In Chrome or Safari press Ctrl-Shift-J (on OSX Cmd-Option-J) or Ctrl-Shift-K
in Firefox and paste this

    
    
        c = document.createElement("canvas");
        document.body.appendChild(c);
        ctx = c.getContext("2d");
        ctx.translate(150, 75);
        ctx.beginPath();
        for (var i = 0; i < 60; ++i) {
            var a = i * 2; 
            ctx.lineTo(Math.sin(a) * 75, Math.cos(a) * 75); 
        }
        ctx.stroke();
    

This is one of the things I love about programming in JavaScript. Being in the
browser means I always have a live "listener" where I can manipulate code on
the fly.

Anytime I need to check something simple it's just a moment to try it out.
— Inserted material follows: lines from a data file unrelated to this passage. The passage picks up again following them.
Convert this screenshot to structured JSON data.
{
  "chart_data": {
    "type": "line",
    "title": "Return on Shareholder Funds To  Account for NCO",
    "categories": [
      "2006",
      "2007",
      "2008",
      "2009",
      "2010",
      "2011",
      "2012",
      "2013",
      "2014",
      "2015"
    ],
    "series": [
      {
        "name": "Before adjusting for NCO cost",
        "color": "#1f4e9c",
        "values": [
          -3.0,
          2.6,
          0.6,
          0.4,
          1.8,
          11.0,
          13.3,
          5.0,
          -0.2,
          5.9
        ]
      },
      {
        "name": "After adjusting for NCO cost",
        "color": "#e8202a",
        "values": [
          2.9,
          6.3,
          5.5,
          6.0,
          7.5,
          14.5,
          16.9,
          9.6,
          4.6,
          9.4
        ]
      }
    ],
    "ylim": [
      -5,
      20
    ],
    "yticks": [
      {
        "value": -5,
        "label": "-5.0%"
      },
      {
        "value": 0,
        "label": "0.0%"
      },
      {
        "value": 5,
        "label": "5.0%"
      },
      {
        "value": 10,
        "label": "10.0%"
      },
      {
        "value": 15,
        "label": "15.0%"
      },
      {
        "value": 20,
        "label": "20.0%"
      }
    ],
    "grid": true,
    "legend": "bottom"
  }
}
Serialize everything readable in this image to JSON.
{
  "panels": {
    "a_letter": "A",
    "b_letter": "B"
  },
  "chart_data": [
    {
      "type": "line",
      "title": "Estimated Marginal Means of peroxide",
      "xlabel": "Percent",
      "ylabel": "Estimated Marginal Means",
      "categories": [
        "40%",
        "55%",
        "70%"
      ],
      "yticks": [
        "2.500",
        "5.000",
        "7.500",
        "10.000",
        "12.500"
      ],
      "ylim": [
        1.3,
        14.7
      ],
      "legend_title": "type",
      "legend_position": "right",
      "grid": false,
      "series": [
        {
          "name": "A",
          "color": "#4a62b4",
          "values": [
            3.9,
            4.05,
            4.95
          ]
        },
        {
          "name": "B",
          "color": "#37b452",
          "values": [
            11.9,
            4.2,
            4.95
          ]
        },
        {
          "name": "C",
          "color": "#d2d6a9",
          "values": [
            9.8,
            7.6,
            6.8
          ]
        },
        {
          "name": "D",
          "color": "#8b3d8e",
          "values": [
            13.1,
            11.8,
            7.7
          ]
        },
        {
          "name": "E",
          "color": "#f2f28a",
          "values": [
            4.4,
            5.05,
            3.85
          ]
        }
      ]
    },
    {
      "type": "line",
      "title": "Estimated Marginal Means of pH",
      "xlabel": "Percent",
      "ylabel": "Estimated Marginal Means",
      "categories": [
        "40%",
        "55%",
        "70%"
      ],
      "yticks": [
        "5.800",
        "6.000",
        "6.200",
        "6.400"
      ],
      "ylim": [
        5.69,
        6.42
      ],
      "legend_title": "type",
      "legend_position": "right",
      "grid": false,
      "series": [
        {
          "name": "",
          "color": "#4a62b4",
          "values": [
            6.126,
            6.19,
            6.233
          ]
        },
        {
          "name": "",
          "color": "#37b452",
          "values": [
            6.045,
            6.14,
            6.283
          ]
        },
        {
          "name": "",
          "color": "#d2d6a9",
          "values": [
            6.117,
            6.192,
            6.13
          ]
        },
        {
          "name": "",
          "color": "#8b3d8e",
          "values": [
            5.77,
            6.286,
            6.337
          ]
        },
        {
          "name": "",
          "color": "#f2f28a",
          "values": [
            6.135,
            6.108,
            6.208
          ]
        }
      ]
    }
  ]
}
If
I want to make something easily inspect-able I temporarily assign it to a
global.

    
    
       xxx = someObjectIWantToInspect
    

And now I can type `xxx` to see it live.

Since I do lots of visualizations and games and other things that re-evaluate
live it's easy to just manipulate the settings as they run. For example paste
this code.

    
    
        m = 2;
        c = document.createElement("canvas");
        document.body.appendChild(c);
        ctx = c.getContext("2d");
        ctx.translate(150, 75);
        setInterval(function() {
            var t = +Date.now();
            ctx.clearRect(-150, -75, 300, 150);
            ctx.beginPath();
            for (var i = 0; i < 60; ++i) {
                var a = i * m + t; 
                ctx.lineTo(Math.sin(a) * 75, Math.cos(a) * 75); 
            }
            ctx.stroke();
        }, 100);
    

Then try typing `m = 1` or `m = 9` etc and watching the shape change live.

Yes, I understand the OP is about C# but like I said, I read something between
the lines that suggested maybe some people didn't know this. Sorry if it's off
topic.

------
wcoenen
Doesn't <http://ideone.com> already do this for a ton of languages, including
C# and VB.NET?